After comparing possible statistical models to evaluate the implicit attitude-satisfaction link, the authors found that the length of the relationship actually did have an important role. In general, people did experience their automatic thoughts toward their partner as a “mood” in their daily interactions. For those in longer relationships, though, this mood was more likely to be attributed to an effect of the partner rather than to other features of their daily life, a finding you can understand if you return to that example of the laundry.
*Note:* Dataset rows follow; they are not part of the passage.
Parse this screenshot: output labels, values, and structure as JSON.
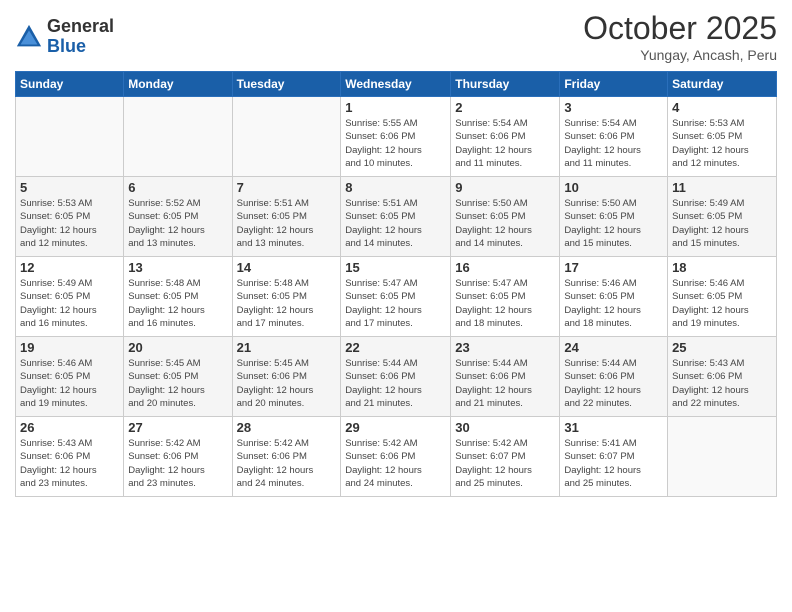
{
  "logo": {
    "general": "General",
    "blue": "Blue"
  },
  "header": {
    "month": "October 2025",
    "location": "Yungay, Ancash, Peru"
  },
  "weekdays": [
    "Sunday",
    "Monday",
    "Tuesday",
    "Wednesday",
    "Thursday",
    "Friday",
    "Saturday"
  ],
  "weeks": [
    [
      {
        "day": "",
        "info": ""
      },
      {
        "day": "",
        "info": ""
      },
      {
        "day": "",
        "info": ""
      },
      {
        "day": "1",
        "info": "Sunrise: 5:55 AM\nSunset: 6:06 PM\nDaylight: 12 hours\nand 10 minutes."
      },
      {
        "day": "2",
        "info": "Sunrise: 5:54 AM\nSunset: 6:06 PM\nDaylight: 12 hours\nand 11 minutes."
      },
      {
        "day": "3",
        "info": "Sunrise: 5:54 AM\nSunset: 6:06 PM\nDaylight: 12 hours\nand 11 minutes."
      },
      {
        "day": "4",
        "info": "Sunrise: 5:53 AM\nSunset: 6:05 PM\nDaylight: 12 hours\nand 12 minutes."
      }
    ],
    [
      {
        "day": "5",
        "info": "Sunrise: 5:53 AM\nSunset: 6:05 PM\nDaylight: 12 hours\nand 12 minutes."
      },
      {
        "day": "6",
        "info": "Sunrise: 5:52 AM\nSunset: 6:05 PM\nDaylight: 12 hours\nand 13 minutes."
      },
      {
        "day": "7",
        "info": "Sunrise: 5:51 AM\nSunset: 6:05 PM\nDaylight: 12 hours\nand 13 minutes."
      },
      {
        "day": "8",
        "info": "Sunrise: 5:51 AM\nSunset: 6:05 PM\nDaylight: 12 hours\nand 14 minutes."
      },
      {
        "day": "9",
        "info": "Sunrise: 5:50 AM\nSunset: 6:05 PM\nDaylight: 12 hours\nand 14 minutes."
      },
      {
        "day": "10",
        "info": "Sunrise: 5:50 AM\nSunset: 6:05 PM\nDaylight: 12 hours\nand 15 minutes."
      },
      {
        "day": "11",
        "info": "Sunrise: 5:49 AM\nSunset: 6:05 PM\nDaylight: 12 hours\nand 15 minutes."
      }
    ],
    [
      {
        "day": "12",
        "info": "Sunrise: 5:49 AM\nSunset: 6:05 PM\nDaylight: 12 hours\nand 16 minutes."
      },
      {
        "day": "13",
        "info": "Sunrise: 5:48 AM\nSunset: 6:05 PM\nDaylight: 12 hours\nand 16 minutes."
      },
      {
        "day": "14",
        "info": "Sunrise: 5:48 AM\nSunset: 6:05 PM\nDaylight: 12 hours\nand 17 minutes."
      },
      {
        "day": "15",
        "info": "Sunrise: 5:47 AM\nSunset: 6:05 PM\nDaylight: 12 hours\nand 17 minutes."
      },
      {
        "day": "16",
        "info": "Sunrise: 5:47 AM\nSunset: 6:05 PM\nDaylight: 12 hours\nand 18 minutes."
      },
      {
        "day": "17",
        "info": "Sunrise: 5:46 AM\nSunset: 6:05 PM\nDaylight: 12 hours\nand 18 minutes."
      },
      {
        "day": "18",
        "info": "Sunrise: 5:46 AM\nSunset: 6:05 PM\nDaylight: 12 hours\nand 19 minutes."
      }
    ],
    [
      {
        "day": "19",
        "info": "Sunrise: 5:46 AM\nSunset: 6:05 PM\nDaylight: 12 hours\nand 19 minutes."
      },
      {
        "day": "20",
        "info": "Sunrise: 5:45 AM\nSunset: 6:05 PM\nDaylight: 12 hours\nand 20 minutes."
      },
      {
        "day": "21",
        "info": "Sunrise: 5:45 AM\nSunset: 6:06 PM\nDaylight: 12 hours\nand 20 minutes."
      },
      {
        "day": "22",
        "info": "Sunrise: 5:44 AM\nSunset: 6:06 PM\nDaylight: 12 hours\nand 21 minutes."
      },
      {
        "day": "23",
        "info": "Sunrise: 5:44 AM\nSunset: 6:06 PM\nDaylight: 12 hours\nand 21 minutes."
      },
      {
        "day": "24",
        "info": "Sunrise: 5:44 AM\nSunset: 6:06 PM\nDaylight: 12 hours\nand 22 minutes."
      },
      {
        "day": "25",
        "info": "Sunrise: 5:43 AM\nSunset: 6:06 PM\nDaylight: 12 hours\nand 22 minutes."
      }
    ],
    [
      {
        "day": "26",
        "info": "Sunrise: 5:43 AM\nSunset: 6:06 PM\nDaylight: 12 hours\nand 23 minutes."
      },
      {
        "day": "27",
        "info": "Sunrise: 5:42 AM\nSunset: 6:06 PM\nDaylight: 12 hours\nand 23 minutes."
      },
      {
        "day": "28",
        "info": "Sunrise: 5:42 AM\nSunset: 6:06 PM\nDaylight: 12 hours\nand 24 minutes."
      },
      {
        "day": "29",
        "info": "Sunrise: 5:42 AM\nSunset: 6:06 PM\nDaylight: 12 hours\nand 24 minutes."
      },
      {
        "day": "30",
        "info": "Sunrise: 5:42 AM\nSunset: 6:07 PM\nDaylight: 12 hours\nand 25 minutes."
      },
      {
        "day": "31",
        "info": "Sunrise: 5:41 AM\nSunset: 6:07 PM\nDaylight: 12 hours\nand 25 minutes."
      },
      {
        "day": "",
        "info": ""
      }
    ]
  ]
}
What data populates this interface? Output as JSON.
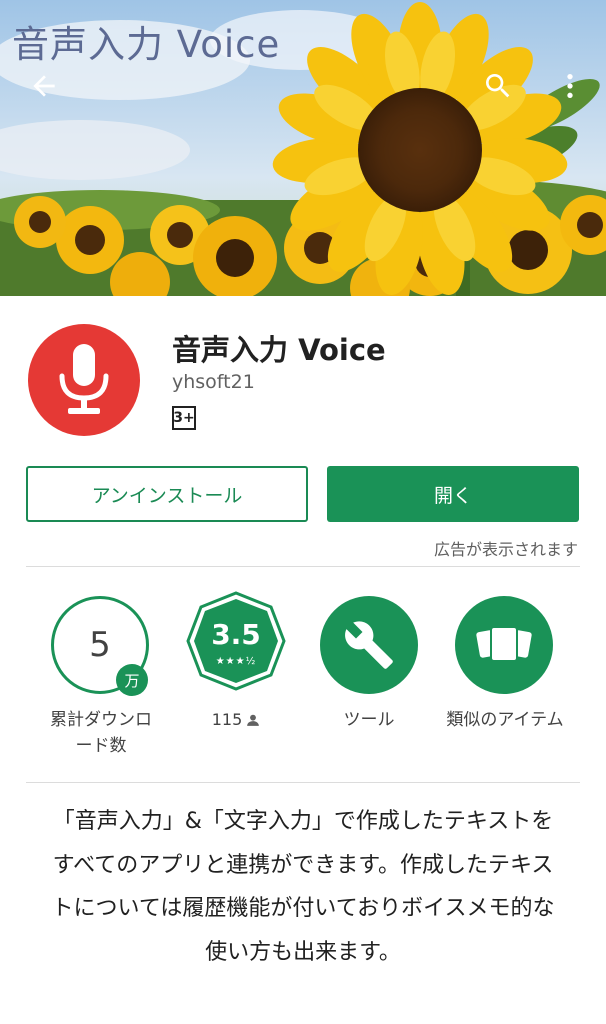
{
  "banner": {
    "overlay_title": "音声入力 Voice"
  },
  "toolbar": {
    "back_icon": "arrow-back-icon",
    "search_icon": "search-icon",
    "more_icon": "more-vert-icon"
  },
  "app": {
    "title": "音声入力 Voice",
    "developer": "yhsoft21",
    "content_rating": "3+",
    "icon": "microphone-icon",
    "icon_color": "#e53935"
  },
  "actions": {
    "uninstall_label": "アンインストール",
    "open_label": "開く",
    "ads_note": "広告が表示されます"
  },
  "stats": {
    "downloads_value": "5",
    "downloads_unit": "万",
    "downloads_label": "累計ダウンロード数",
    "rating_value": "3.5",
    "rating_stars": "★★★½",
    "reviews_count": "115",
    "category_label": "ツール",
    "similar_label": "類似のアイテム"
  },
  "description": "「音声入力」&「文字入力」で作成したテキストをすべてのアプリと連携ができます。作成したテキストについては履歴機能が付いておりボイスメモ的な使い方も出来ます。",
  "colors": {
    "accent": "#1a9257",
    "icon_red": "#e53935"
  }
}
In the words of the authors, “as time goes on within a relationship, evaluations seem to become colored by both automatic partner attitudes and the moods that are associated with them” (p. 1042). Your mood, then, becomes easier to unpack the more “evidence” you have from your daily interactions. To put it slightly differently, as you get to know your partner longer, you can distinguish whether you’re mad at your partner or mad at life.
Putting these findings into practical terms, the FSU authors go on to suggest that perhaps it is best to listen to your gut after all when you’re in the formative stage of a relationship. However, if the relationship has already become established, and you want to remain in that relationship, you may have to do a bit of associational reprogramming.
Learning to minimize your automatic tendency to blame your partner for your bad mood, and hence dissatisfaction, might involve steps as simple as avoiding physical proximity or interactions with your partner when you’re feeling “temporarily down or grumpy” (p. 1043). Instead, let yourself calm down and seek your partner out when you’ve worked your way out of that bad mood. Maybe you need, building on this suggestion, to relearn to associate your partner with happy times and happy surroundings.
To sum up, although your negative automatic thoughts and feelings may arise spontaneously with respect to your partner, it’s possible for you to gain control over them. Making deliberate efforts to gain this conscious control can, over time, help you see your relationship, if not your own happiness, in a more favorable light.